The overall cost of such a policy would be £2.6 billion. With just a 3% saving in the cost of bad mental health, the policy would have already created economies.

This sort of approach could be implemented in other areas of healthcare where by investing in training more people, could save money in the long term. I believe that such an approach in nursing would invigorate people into studying it at university and with only 5000 subsidised degrees a year – competition would be stiff meaning we get the brightest and the best into the nursing profession.

A Meritocratic Pay Scheme and Cutting Down on Abuses at the Top

It has been acknowledged that the rise of chief executives and managers in the NHS has soared whilst we still experience shortfalls in the number of nurses, doctors and other healthcare workers.

It has been found that the number of managers within the NHS has risen by 11 per cent between October 2014 and 2017.

In addition, there have been jobs created in the NHS, but the type of jobs are communication executives and management teams according to a report by the Health Foundation with combined annual salaries equating to £8.5m.

To add, it was found in 2017 by data obtained by the Telegraph that 600 health quango chief- executives were earning six-figure salaries and 93 of them getting more then the prime-minister.

Managers and executives are important, but it should be acknowledged that over investment in these areas of the health service is not only causing an over bureaucratic system but is costing the NHS an unnecessary amount of money.

In a modern healthcare system, we need to incentivise the nurses, doctors and other healthcare workers to work in the NHS and feel like they are rewarded for their hard work.

We need to make sure that a modern NHS believes in meritocracy, where regardless of status within the organisation, you can be rewarded with a bonus for exceptional work.

For too long we have seen some at the top being rewarded with pay-rises for failure. I believe we need to only reward exceptional success across the board. This is an approach that should be implemented across the board.

I would have no problem with a chief-executive being awarded a bonus for exceptional success over years and neither would I have a problem with a nurse who has shown exceptionally high standards being given a bonus – what we need to avoid is bonuses for failure.

In addition, we need to cut down on the number of abuses by those at the top for example a redundancy pay-off of almost £1 million for a married couple of health chief executives who within months were in high paying jobs in another NHS trust. This is unacceptable.

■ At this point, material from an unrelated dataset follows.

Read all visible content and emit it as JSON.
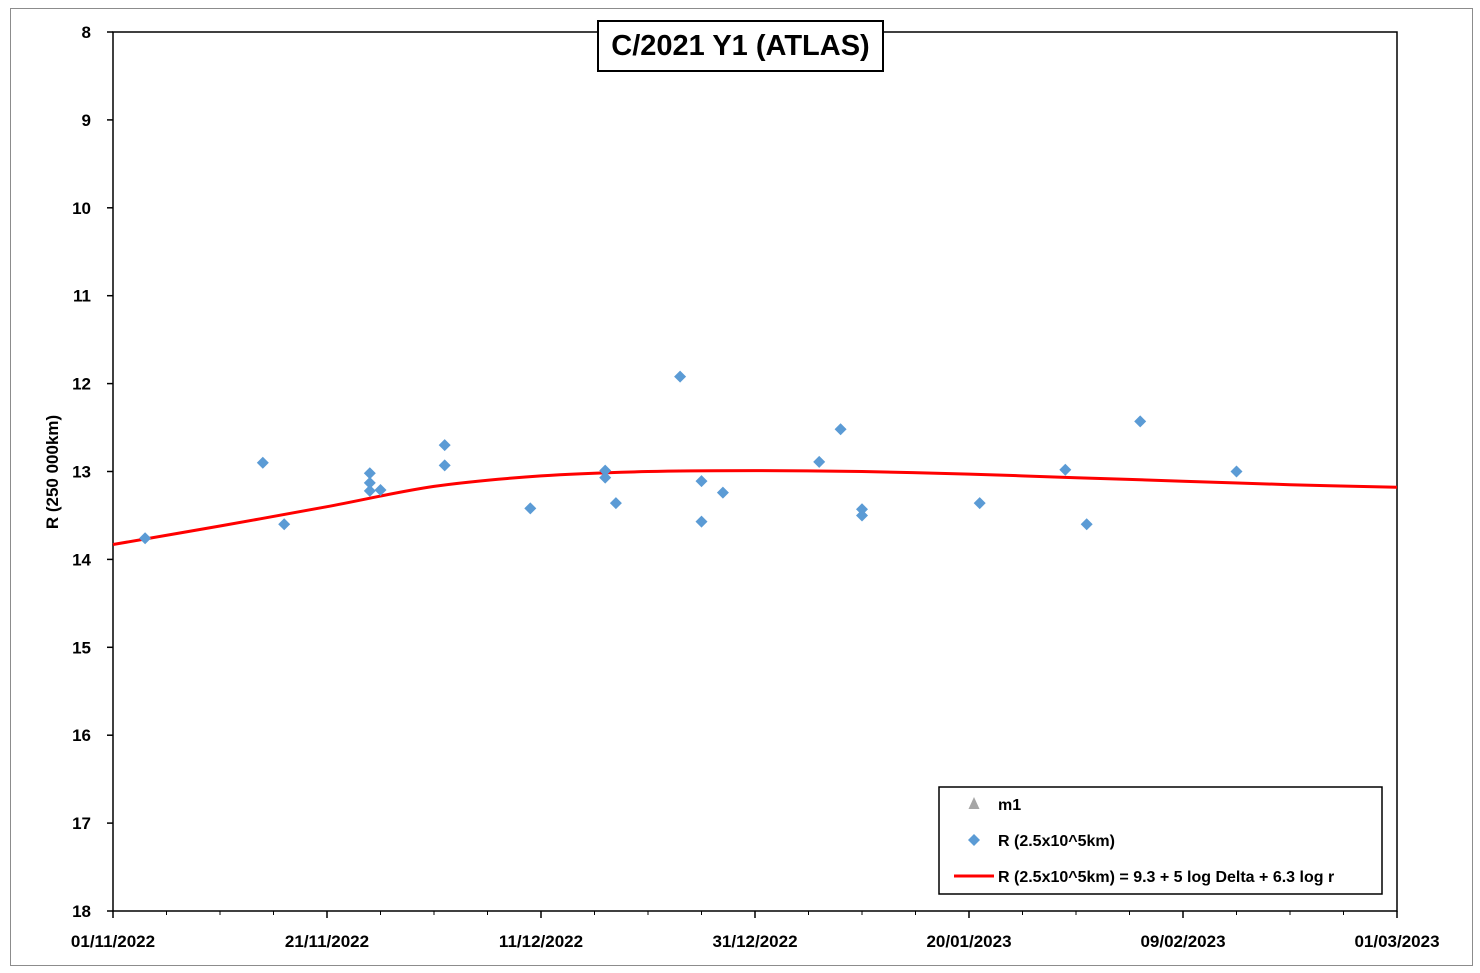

I believe for a modern NHS to thrive in the 21st century it needs to become a rounded organisation which incentivises and rewards those at the bottom as much as it does those at the top.

These changes will enable the NHS to become an organisation moving with the times, enabling innovation and change coming from the frontline. In addition, the NHS must become meritocratic for those at the top, as well as those at the bottom.

We need to recognise that training the next generation of nurses, doctors and other healthcare professionals is vital as part of an invest to save scheme. If by increasing the number of trained professionals in an area of the NHS will save money by training more staff – we must invest to achieve that.

Finally, we need to acknowledge that as the population grows, more pressure will be put on the NHS and to sustain the high standards expected by the public, we need to look at expanding flexi-working hours to all.

This will not only allow for a refreshed workforce, stopping staff sickness, but will incentivise those that may have been discouraged from doing a healthcare profession to believe in it again.